Der Kanton Uri wird auch künftig zwei Tourismusorganisationen haben - eine für den Talboden und eine fürs Urserntal. Der Landrat hat es in seiner Sitzung vom Mittwoch abgelehnt, eine Fusion der beiden Organisationen voranzutreiben.

Das Urserntal mit der boomenden Region Andermatt soll auch künftig von einer eigenen Tourismusorganisation vermarktet werden. (Archivbild) (FOTO: KEYSTONE/URS FLUEELER)
Das Urserntal mit der boomenden Region Andermatt soll auch künftig von einer eigenen Tourismusorganisation vermarktet werden. (Archivbild) (FOTO: KEYSTONE/URS FLUEELER)

Landrat Christian Schuler (SVP) hatte eine Motion eingereicht, mit der er die in seinen Augen quasi gesetzlich verordnete "Doppelspurigkeit" bei der Urner Tourismusförderung aufheben wollte.
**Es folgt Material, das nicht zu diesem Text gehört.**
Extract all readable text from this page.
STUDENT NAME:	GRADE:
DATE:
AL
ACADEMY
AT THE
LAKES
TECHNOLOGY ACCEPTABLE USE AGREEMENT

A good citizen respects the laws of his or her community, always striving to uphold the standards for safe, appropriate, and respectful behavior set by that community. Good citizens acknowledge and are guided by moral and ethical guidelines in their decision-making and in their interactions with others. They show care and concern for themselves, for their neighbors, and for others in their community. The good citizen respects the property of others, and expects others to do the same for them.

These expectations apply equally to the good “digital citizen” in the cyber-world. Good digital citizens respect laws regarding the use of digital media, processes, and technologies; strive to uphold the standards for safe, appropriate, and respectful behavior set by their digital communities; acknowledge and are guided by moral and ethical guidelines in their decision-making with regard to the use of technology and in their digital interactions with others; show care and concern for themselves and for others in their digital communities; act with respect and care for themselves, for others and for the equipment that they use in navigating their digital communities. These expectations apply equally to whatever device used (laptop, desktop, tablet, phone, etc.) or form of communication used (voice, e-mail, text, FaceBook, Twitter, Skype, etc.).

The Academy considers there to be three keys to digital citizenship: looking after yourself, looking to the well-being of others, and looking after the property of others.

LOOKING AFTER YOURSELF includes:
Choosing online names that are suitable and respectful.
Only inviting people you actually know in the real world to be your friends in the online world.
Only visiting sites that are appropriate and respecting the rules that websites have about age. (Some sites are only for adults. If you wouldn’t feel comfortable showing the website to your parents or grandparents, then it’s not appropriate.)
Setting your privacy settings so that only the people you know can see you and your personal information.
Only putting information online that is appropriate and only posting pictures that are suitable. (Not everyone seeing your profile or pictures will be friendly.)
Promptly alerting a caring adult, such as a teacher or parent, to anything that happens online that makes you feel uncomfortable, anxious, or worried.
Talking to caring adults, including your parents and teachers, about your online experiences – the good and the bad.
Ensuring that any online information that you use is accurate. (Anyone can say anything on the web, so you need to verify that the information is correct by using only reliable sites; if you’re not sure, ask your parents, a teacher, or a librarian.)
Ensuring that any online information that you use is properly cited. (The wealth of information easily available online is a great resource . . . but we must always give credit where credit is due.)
Ziel müsse ein kantonales und nicht ein regionales Marketing sein.

Er strebte daher eine Änderung des Tourismusgesetzes an. Der Kanton soll künftig nicht mehr zwingend in in zwei Tourismusregionen unterteilt sein. Diese habe nämlich zur Gründung der Uri Tourismus AG und der Andermatt-Urserntal Tourismus GmbH geführt. Ihnen stellt der Kanton jährlich 100'000 Franken zur Verfügung.

Im Rat vermochte er mit den Fusionsplänen allerdings keine Mehrheit zu überzeugen, sein Vorstoss wurde mit 28 zu 17 Stimmen bei 3 Enthaltungen als nicht erheblich überwiesen. Das Parlament folgte somit der Argumentation der Regierung, die eine Gesetzesänderung als unnötig erachtete.

Eine einzige Tourismusorganisation für das ganze Kantonsgebiet sei aufgrund der gesetzlichen Grundlage nämlich bereits heute möglich. Die Zusammenarbeit zwischen den beiden Tourismusorganisationen funktioniere gut. Gleichzeitig habe sich die unterschiedliche Entwicklung der beiden Tourismusregionen seit Einführung des Tourismusgesetzes nicht vermindert, sondern eher noch akzentuiert, weshalb die Regierung keine Fusion verordnen möge.